I need to comment on Milla’s performance in the plane graveyard. While no great thespian by any means, she conveys Alice’s change from super-human to mortal quite well in these scenes. Her massive guns shake for the first time in the past two movies, her posture is more tentative then cock-sure. Milla conveys the sense of her character’s rediscovered mortality through a strong physical performance and it’s quite convincing.
Of course, the two find survivors barricaded in a LA prison. They also discover that Arcadia is a massive cargo ship, which is anchored just offshore. As the group try to formulate a plan to reach Arcadia, new zombies start picking them off and a battleaxe wielding giant knocks the gate down. This sets up the next big action sequence, with Milla pulling a John McClane as the zombies follow her plunge off the building, while she lands with a single roll onto the ground several stories below.
But wasn’t Alice robbed of the T-virus super powers? Well, as Claire is taking on the giant without any major injuries, I’d say just let it ride. No reason to let common sense get in the way of a good time.
The group makes it to Arcadia, only to find it was under the control of Umbrella. However, the crew abandoned both the ship, and the cryogenically frozen survivors from Alaska, days ago. That means it’s all a trap, set up by….
Oh hell, you already know who is behind all this. But it doesn’t really matter. This is a terrific comic book on the big screen, full of great stunts, gore, cool monsters and kick ass women.

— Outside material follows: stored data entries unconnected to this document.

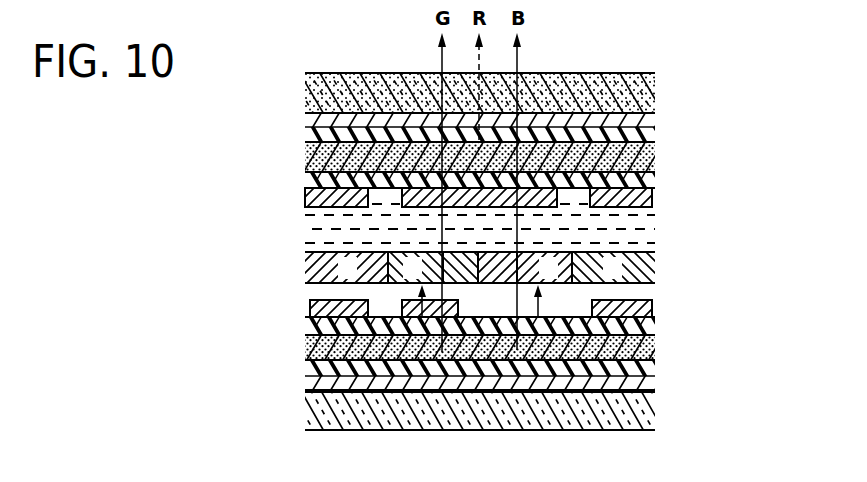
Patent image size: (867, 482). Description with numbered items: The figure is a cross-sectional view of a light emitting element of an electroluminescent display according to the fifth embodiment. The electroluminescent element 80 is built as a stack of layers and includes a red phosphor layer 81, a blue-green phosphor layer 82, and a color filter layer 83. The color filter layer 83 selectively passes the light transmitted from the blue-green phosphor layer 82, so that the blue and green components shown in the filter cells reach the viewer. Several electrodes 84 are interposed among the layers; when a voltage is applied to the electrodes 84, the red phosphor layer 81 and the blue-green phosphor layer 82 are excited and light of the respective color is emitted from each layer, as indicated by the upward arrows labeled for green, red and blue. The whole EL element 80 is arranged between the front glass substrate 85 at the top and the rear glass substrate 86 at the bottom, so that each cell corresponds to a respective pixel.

The electroluminescent element 80 is at (287, 397).
The red phosphor layer 81 is at (637, 158).
The blue-green phosphor layer 82 is at (640, 343).
The color filter layer 83 is at (645, 265).
The electrodes 84 is at (635, 123).
The front glass substrate 85 is at (637, 93).
The rear glass substrate 86 is at (640, 410).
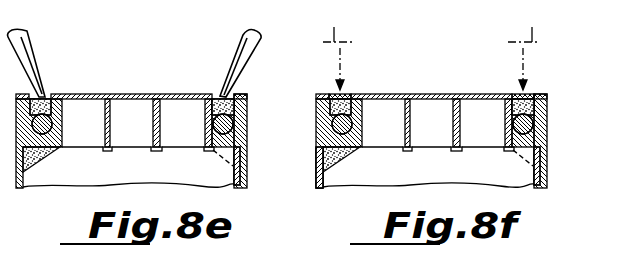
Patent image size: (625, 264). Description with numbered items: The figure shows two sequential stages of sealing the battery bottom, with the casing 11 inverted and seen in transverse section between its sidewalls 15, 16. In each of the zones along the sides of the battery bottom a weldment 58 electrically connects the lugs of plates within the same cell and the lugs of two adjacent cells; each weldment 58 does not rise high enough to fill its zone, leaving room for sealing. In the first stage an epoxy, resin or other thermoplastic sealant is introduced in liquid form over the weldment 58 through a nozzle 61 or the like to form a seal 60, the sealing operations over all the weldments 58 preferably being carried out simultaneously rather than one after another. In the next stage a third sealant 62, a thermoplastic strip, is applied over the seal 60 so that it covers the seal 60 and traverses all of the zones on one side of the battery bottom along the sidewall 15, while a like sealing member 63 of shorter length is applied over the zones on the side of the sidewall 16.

In FIG. 8E, the casing 11 is at (249, 162).
In FIG. 8F, the sidewall 15 is at (316, 161).
In FIG. 8F, the sidewall 16 is at (541, 165).
In FIG. 8E, the weldment 58 is at (63, 110).
In FIG. 8F, the weldment 58 is at (362, 127).
In FIG. 8E, the seal 60 is at (53, 117).
In FIG. 8F, the seal 60 is at (353, 100).
In FIG. 8E, the nozzle 61 is at (24, 50).
In FIG. 8F, the third sealant 62 is at (334, 25).
In FIG. 8F, the sealing member 63 is at (531, 27).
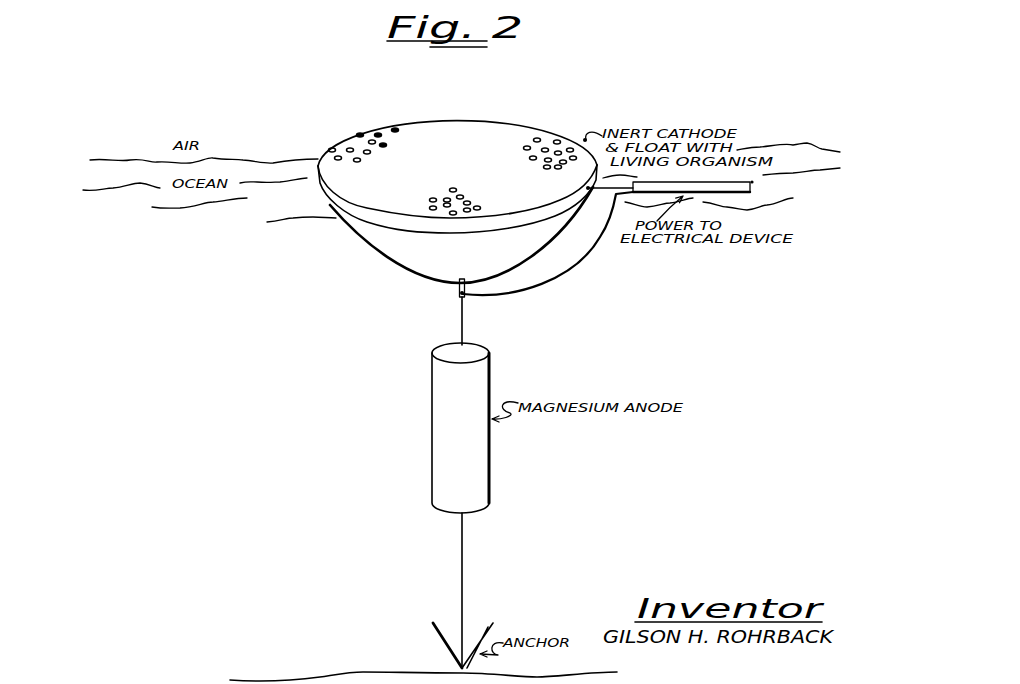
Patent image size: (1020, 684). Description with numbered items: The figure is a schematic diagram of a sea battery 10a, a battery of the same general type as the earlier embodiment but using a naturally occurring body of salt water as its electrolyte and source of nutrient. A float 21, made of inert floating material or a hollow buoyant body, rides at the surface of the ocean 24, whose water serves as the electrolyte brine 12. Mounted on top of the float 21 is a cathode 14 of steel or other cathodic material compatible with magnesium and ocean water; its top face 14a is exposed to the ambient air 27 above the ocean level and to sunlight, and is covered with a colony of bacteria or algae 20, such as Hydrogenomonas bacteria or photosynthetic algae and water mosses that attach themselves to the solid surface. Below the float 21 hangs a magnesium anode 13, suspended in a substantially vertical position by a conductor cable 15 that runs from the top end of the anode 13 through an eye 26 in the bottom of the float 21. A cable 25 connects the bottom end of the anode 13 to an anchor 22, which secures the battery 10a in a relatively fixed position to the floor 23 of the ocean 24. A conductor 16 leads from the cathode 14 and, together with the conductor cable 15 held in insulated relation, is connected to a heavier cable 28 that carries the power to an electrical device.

The battery 10a is at (460, 114).
The electrolyte brine 12 is at (451, 428).
The magnesium anode 13 is at (499, 381).
The cathode 14 is at (387, 222).
The top face of cathode 14a is at (373, 198).
The conductor cable 15 is at (542, 284).
The conductor 16 is at (602, 197).
The colony of bacteria or algae 20 is at (397, 130).
The float 21 is at (426, 250).
The anchor 22 is at (481, 619).
The floor of the ocean 23 is at (370, 664).
The ocean 24 is at (265, 189).
The cable 25 is at (465, 572).
The eye 26 is at (460, 293).
The ambient air 27 is at (282, 118).
The heavier cable 28 is at (736, 193).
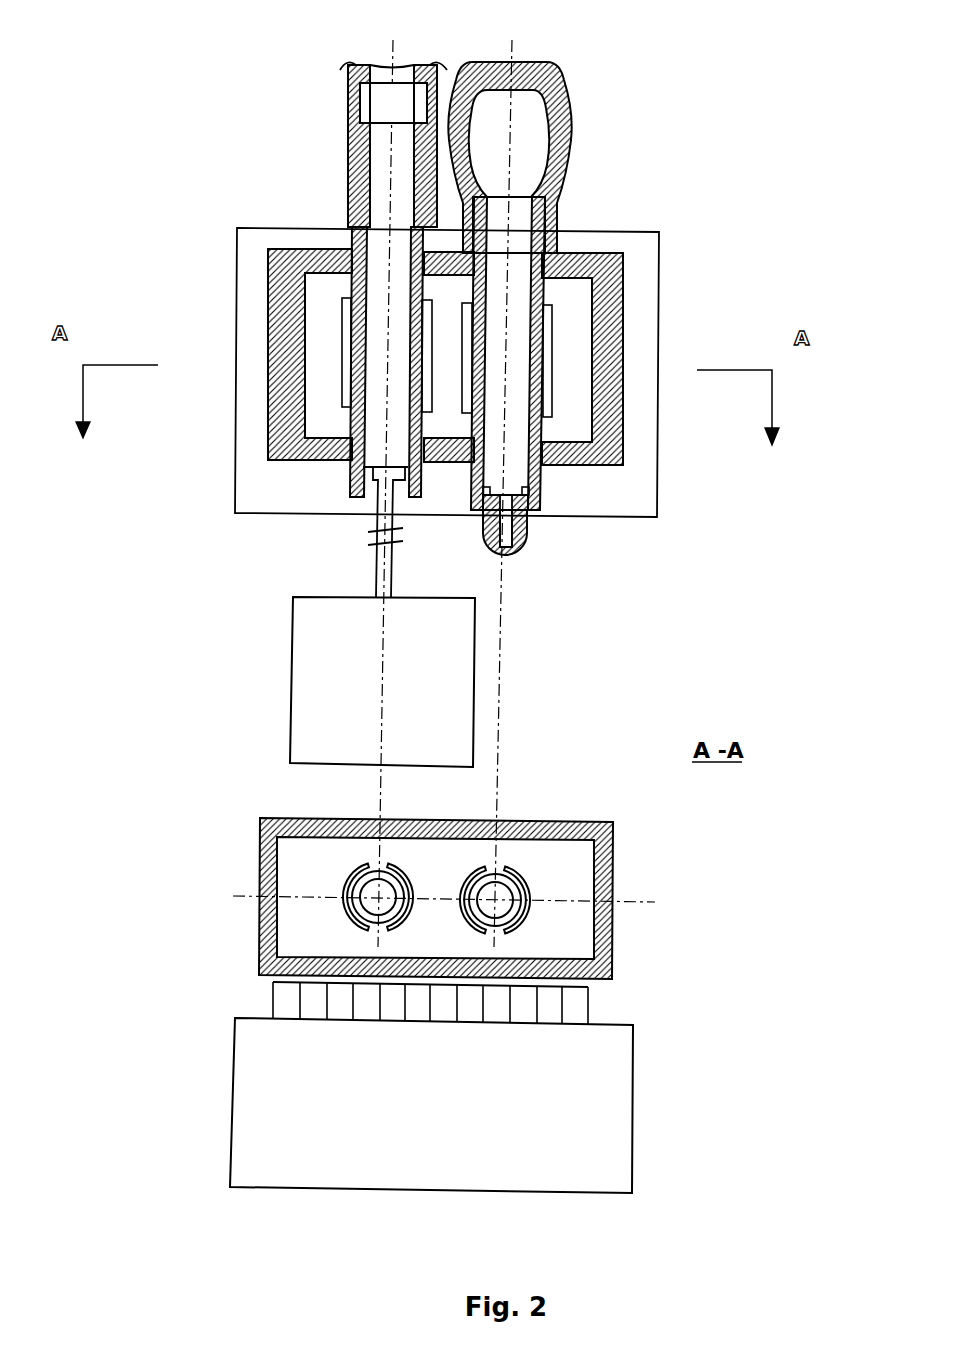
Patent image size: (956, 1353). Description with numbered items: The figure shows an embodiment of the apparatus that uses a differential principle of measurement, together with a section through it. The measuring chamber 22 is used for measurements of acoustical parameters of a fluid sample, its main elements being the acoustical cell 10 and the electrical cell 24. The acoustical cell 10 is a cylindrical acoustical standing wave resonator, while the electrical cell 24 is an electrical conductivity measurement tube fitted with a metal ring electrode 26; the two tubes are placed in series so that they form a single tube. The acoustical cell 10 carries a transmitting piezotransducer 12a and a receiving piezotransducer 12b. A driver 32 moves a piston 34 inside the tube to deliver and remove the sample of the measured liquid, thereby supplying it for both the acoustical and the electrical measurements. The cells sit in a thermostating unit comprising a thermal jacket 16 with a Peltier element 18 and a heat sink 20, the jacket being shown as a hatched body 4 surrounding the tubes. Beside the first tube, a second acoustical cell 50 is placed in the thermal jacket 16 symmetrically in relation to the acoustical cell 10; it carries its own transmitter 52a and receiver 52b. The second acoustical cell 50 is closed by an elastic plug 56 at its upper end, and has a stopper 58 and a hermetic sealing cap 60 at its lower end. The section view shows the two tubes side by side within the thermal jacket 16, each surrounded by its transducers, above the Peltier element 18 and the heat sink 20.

The housing 4 is at (288, 260).
The acoustical cell 10 is at (347, 907).
The transmitting piezotransducer 12a is at (345, 372).
The receiving piezotransducer 12b is at (412, 388).
The thermal jacket 16 is at (483, 822).
The Peltier element 18 is at (282, 998).
The heat sink 20 is at (260, 1122).
The measuring chamber 22 is at (343, 220).
The electrical cell 24 is at (348, 178).
The metal ring electrode 26 is at (350, 83).
The driver 32 is at (305, 733).
The piston 34 is at (372, 472).
The second acoustical cell 50 is at (560, 463).
The transmitter 52a is at (553, 397).
The receiver 52b is at (470, 372).
The elastic plug 56 is at (570, 152).
The stopper 58 is at (515, 477).
The hermetic sealing cap 60 is at (513, 558).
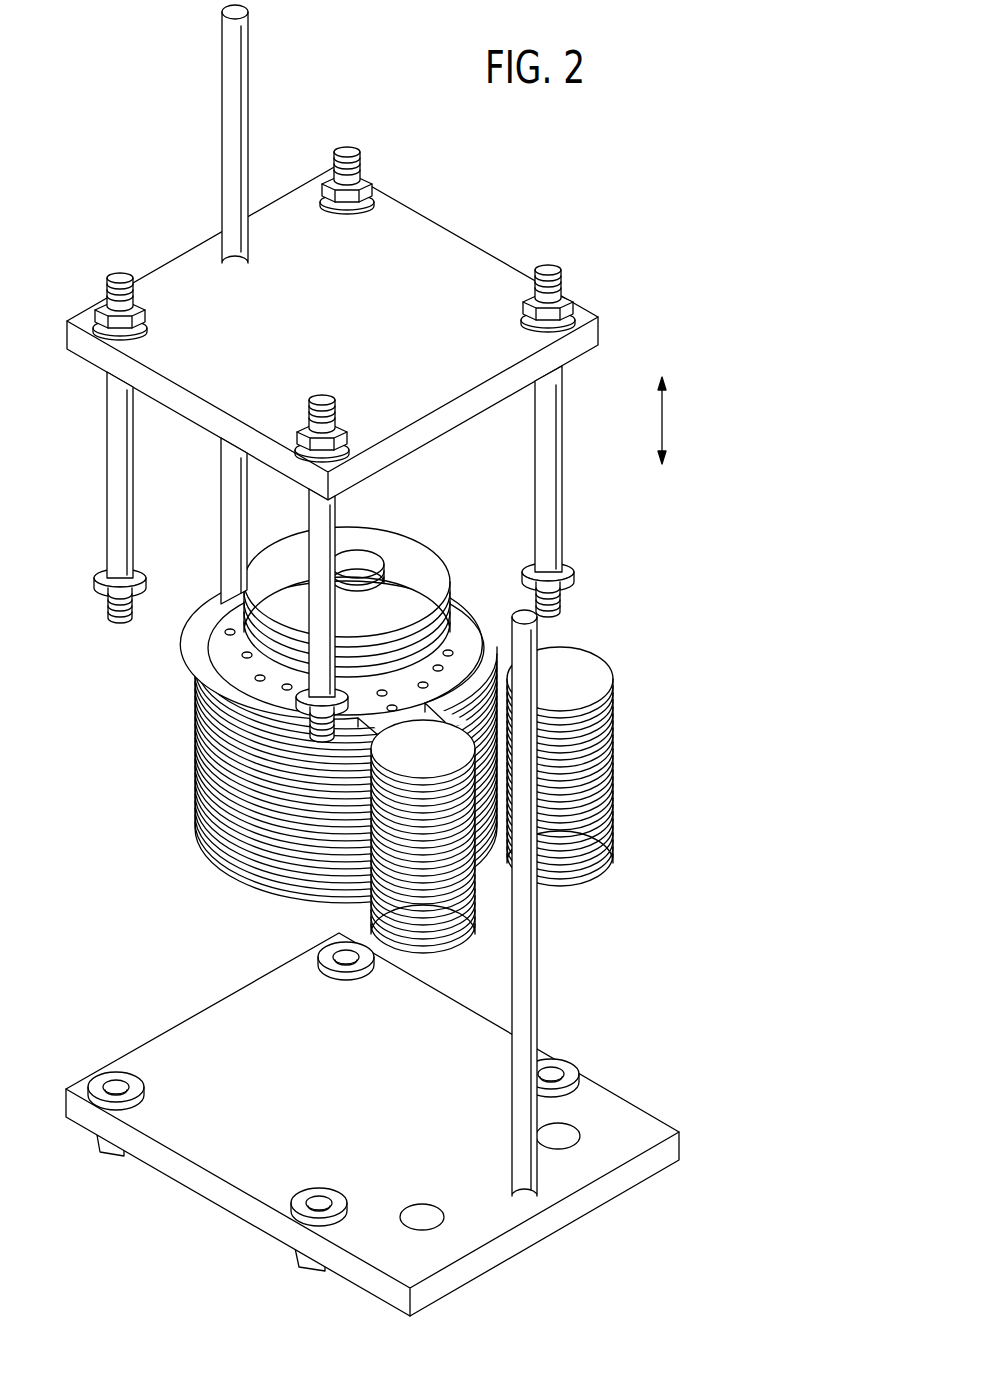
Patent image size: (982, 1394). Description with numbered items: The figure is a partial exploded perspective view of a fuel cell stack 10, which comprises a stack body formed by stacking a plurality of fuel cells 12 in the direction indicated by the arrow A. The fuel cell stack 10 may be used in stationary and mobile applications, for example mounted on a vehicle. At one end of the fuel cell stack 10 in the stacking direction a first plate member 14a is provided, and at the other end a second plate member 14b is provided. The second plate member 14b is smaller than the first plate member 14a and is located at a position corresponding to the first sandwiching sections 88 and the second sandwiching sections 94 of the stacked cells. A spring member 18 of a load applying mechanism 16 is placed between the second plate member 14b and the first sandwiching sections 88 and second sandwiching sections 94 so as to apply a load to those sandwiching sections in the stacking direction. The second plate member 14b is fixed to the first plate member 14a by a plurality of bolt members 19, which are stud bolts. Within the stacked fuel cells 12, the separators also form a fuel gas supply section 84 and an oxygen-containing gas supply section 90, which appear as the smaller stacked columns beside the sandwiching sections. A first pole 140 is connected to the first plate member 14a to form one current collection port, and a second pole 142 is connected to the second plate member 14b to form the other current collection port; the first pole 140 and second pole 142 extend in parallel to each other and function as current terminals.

The fuel cell stack 10 is at (642, 162).
The fuel cells 12 is at (213, 787).
The first plate member 14a is at (595, 1199).
The second plate member 14b is at (456, 256).
The load applying mechanism 16 is at (406, 567).
The spring member 18 is at (391, 548).
The bolt members 19 is at (112, 466).
The fuel gas supply section 84 is at (587, 712).
The first sandwiching section 88 is at (233, 613).
The oxygen-containing gas supply section 90 is at (397, 790).
The second sandwiching section 94 is at (311, 638).
The first pole 140 is at (524, 961).
The second pole 142 is at (230, 78).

What, you want more? Okay, the film boosts some of the best 3D since Avatar. The images are clean and bright, and I had to fight the urge to brush smoke and fog away from my eyes at a few points. The cast delivers decent performances, and both Milla and Ali look great as they kick all sorts of monster butt.
In fact, my only complaint was the cliffhanger ending. Yes, I liked the character appearance during the credits. But while the previous three films reached a conclusion while only hinting at a potential sequel, this one should have posted a “To Be Continued” tag in the ending credits. Unlike the other films, this conclusion felt like the story stopped in the middle of a chapter.
Look, I don’t mind being teased into a mild climax with a promise for more. But to be told that any climax will be delayed for a year or two annoys me (yes, that sounds more sexual than I intended). And given the fact that a follow up film is dependent not only on box office performance, but the possible series reboot, Anderson should have let the series end when he had the chance. Sure, he could have always written a sequel. But he had the perfect ending and he blew it. Now fans are stuck hoping for a sequel that might never happen.
Regardless of how it ended, the rest of the film is great fun. If watching badass women kicking monster and zombie butt sounds like a great way to spend a couple hours, then the thought of watching it unfold in state of the art 3D should send you racing to the theaters.
Just be ready to mentally roll the film back a bit as the credits roll.